Course Page for Fall 2016 - Fahrenbach, Robert
The course will focus primarily on multistate income and sales/use tax issues. Time permitting other tax regimes such as gross receipts and transfer taxes will also be addressed. Wisconsin statutes and laws will be used as a model for discussion and to draw contrasts/ comparisons with approaches taken by other states. The course will emphasize both operational and transactional issues as well as US Constitutional ramifications of various state tax regimes. There will be special emphasis on current issues of significance and practical issues faced by in-house and external counsel. Lectures will touch on financial reporting concerns and risk mitigation strategies. At the end of the course the student will be in a position to critically analyze statutory and regulatory rules, apply pertinent Constitutional guidance and identify issues of concern to formulate potential resolutions. The student should have completed Tax 1.

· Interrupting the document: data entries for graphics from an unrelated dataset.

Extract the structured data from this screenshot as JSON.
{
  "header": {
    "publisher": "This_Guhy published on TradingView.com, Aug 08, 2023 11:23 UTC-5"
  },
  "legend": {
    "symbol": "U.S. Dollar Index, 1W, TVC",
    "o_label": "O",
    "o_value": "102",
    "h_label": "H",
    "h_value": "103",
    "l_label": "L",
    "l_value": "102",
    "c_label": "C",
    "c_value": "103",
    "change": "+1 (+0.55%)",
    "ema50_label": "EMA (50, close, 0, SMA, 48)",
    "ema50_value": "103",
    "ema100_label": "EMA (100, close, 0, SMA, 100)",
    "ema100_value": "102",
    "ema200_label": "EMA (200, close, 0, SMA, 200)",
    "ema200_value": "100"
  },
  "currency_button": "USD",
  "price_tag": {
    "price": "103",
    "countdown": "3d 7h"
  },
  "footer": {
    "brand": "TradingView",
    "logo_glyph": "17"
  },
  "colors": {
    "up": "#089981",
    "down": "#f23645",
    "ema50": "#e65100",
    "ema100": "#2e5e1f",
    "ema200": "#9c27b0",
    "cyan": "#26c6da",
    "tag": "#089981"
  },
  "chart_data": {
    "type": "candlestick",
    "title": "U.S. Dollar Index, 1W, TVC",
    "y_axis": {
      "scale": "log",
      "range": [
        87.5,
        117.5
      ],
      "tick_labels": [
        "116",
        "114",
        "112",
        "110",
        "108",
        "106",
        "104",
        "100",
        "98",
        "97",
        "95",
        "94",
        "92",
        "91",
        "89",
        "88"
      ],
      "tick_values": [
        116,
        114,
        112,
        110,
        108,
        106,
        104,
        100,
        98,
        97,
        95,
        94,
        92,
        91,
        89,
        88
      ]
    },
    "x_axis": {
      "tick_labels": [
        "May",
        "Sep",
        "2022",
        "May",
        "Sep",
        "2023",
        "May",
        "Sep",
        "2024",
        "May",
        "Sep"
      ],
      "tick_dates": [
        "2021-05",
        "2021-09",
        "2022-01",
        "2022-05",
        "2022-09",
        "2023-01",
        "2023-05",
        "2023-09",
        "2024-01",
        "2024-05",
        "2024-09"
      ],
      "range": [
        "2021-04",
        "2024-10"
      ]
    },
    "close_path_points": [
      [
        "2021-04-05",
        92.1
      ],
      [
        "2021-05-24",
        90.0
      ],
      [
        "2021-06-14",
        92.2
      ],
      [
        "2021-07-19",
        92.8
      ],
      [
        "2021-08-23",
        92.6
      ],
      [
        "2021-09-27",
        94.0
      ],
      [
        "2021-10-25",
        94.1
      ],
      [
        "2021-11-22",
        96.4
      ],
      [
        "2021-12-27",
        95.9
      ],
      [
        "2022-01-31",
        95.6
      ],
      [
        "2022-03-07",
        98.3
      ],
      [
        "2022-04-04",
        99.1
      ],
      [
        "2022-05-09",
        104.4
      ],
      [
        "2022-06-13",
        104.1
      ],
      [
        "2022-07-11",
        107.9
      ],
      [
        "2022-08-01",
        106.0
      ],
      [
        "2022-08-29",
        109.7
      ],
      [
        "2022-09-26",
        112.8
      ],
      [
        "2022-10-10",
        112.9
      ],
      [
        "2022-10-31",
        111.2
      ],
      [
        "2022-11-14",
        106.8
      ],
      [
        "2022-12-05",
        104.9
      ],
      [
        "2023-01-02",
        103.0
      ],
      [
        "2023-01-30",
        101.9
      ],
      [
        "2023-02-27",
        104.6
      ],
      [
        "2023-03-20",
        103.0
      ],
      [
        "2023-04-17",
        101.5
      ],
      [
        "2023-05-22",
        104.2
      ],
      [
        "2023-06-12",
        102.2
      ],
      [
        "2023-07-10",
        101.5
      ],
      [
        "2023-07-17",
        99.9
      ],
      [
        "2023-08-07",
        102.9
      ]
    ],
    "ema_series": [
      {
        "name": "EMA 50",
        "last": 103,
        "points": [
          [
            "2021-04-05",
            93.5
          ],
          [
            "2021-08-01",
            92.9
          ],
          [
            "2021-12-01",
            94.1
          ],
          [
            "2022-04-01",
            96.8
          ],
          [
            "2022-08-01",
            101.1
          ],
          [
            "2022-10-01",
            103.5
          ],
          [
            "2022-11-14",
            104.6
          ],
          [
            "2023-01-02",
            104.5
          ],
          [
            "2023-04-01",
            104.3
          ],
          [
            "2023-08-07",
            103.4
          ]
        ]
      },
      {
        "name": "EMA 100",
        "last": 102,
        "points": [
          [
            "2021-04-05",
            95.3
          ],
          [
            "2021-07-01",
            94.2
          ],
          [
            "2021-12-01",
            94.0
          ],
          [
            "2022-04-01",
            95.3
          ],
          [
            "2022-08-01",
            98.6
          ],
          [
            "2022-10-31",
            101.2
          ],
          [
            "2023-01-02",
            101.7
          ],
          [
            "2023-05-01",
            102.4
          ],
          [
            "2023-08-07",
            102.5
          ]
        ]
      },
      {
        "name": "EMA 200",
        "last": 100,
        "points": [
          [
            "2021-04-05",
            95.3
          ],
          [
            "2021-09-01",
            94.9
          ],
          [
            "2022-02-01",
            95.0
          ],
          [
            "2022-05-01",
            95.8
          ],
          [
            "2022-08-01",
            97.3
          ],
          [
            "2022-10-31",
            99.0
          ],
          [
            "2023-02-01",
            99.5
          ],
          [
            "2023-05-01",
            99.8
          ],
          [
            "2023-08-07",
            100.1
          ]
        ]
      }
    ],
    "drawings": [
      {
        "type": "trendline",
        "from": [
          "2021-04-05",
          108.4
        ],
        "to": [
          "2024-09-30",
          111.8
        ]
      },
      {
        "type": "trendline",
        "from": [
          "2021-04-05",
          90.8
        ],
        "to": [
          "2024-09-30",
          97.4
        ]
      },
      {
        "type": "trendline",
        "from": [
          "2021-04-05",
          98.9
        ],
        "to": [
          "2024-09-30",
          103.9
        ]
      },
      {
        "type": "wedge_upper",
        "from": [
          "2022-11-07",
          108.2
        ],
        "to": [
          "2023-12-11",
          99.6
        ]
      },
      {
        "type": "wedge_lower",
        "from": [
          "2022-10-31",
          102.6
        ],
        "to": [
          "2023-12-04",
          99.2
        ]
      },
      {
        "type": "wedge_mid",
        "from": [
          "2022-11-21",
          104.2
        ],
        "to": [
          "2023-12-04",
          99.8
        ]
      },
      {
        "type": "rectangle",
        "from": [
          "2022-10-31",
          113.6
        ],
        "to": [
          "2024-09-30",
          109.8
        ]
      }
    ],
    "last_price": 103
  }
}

By the end of this course, students should:
• Understand the major state/local taxing regimes and the critical issues.
• Gain an appreciation for the interaction of state taxing rules with US federal and foreign country taxing regimes.

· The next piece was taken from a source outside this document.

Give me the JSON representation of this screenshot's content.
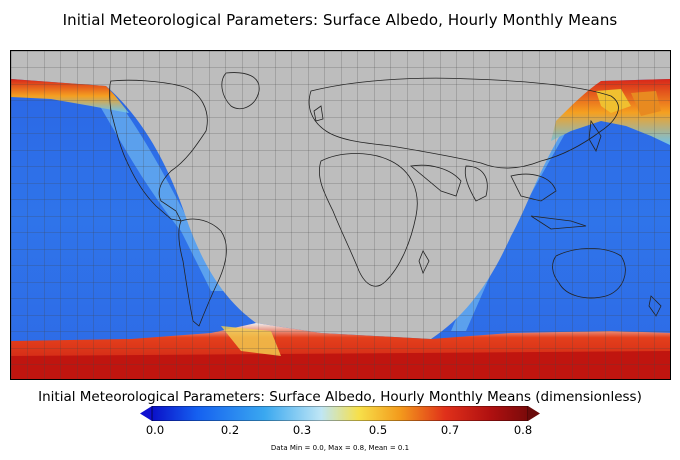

• Develop an awareness of how state taxation can affect business transaction, organization and restructuring.
• Have acquired knowledge of the basic legal doctrines of U.S. constitutional law affecting the authority of state/local jurisdictions to subject individuals and businesses to taxation or to tax collection responsibilities.
• Gain insight on practical issues facing taxpayers and their advisors in dealing with multiple taxing authorities both from a risk assessment and planning perspective with a focus on the challenges of advising clients in an uncertain and constantly shifting tax climate.